5. Fragmentasi Pasar Global
Pasar baja global kini bergerak menuju fragmentasi yang ditandai oleh semakin banyaknya hambatan perdagangan seperti tarif khusus, kuota impor, dan persyaratan asal produksi. Kebijakan seperti CBAM Uni Eropa, tarif Section 232 Amerika Serikat, serta reformasi kuota tarif di berbagai kawasan telah menciptakan segmentasi pasar yang tidak lagi mengandalkan prinsip efisiensi global, melainkan kepatuhan terhadap aturan domestik masing-masing negara.
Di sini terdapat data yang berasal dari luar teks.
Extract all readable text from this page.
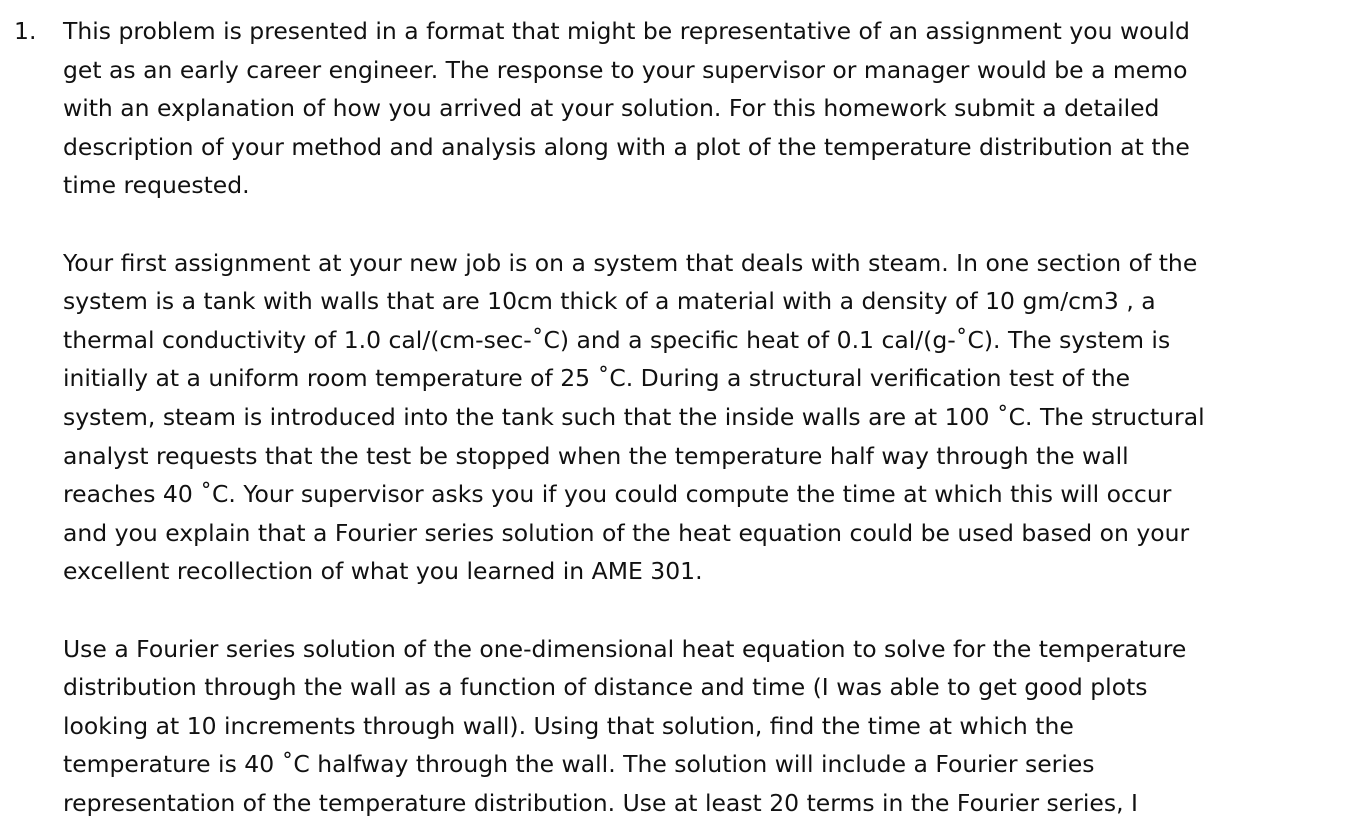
1. This problem is presented in a format that might be representative of an assignment you would
get as an early career engineer. The response to your supervisor or manager would be a memo
with an explanation of how you arrived at your solution. For this homework submit a detailed
description of your method and analysis along with a plot of the temperature distribution at the
time requested.
Your first assignment at your new job is on a system that deals with steam. In one section of the
system is a tank with walls that are 10cm thick of a material with a density of 10 gm/cm3 , a
thermal conductivity of 1.0 cal/(cm-sec-˚C) and a specific heat of 0.1 cal/(g-˚C). The system is
initially at a uniform room temperature of 25 ˚C. During a structural verification test of the
system, steam is introduced into the tank such that the inside walls are at 100 ˚C. The structural
analyst requests that the test be stopped when the temperature half way through the wall
reaches 40 ˚C. Your supervisor asks you if you could compute the time at which this will occur
and you explain that a Fourier series solution of the heat equation could be used based on your
excellent recollection of what you learned in AME 301.
Use a Fourier series solution of the one-dimensional heat equation to solve for the temperature
distribution through the wall as a function of distance and time (I was able to get good plots
looking at 10 increments through wall). Using that solution, find the time at which the
temperature is 40 ˚C halfway through the wall. The solution will include a Fourier series
representation of the temperature distribution. Use at least 20 terms in the Fourier series, I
Kondisi ini menuntut respons strategis dari pemerintah dan pelaku industri Indonesia untuk menyesuaikan struktur produksi, arah investasi, serta strategi ekspor. Tanpa penyesuaian cepat, produsen baja nasional berisiko kehilangan akses pasar utama akibat hambatan administratif maupun teknis yang tidak terantisipasi.
Sumber Data: SunSirs, CUSteel, SteelMint, Fastmarkets, Eurometal, Steel Market Update (SMU), AISU, Argus/Platts, TradingEconomics, AustralianSteel.com, LME, SFM.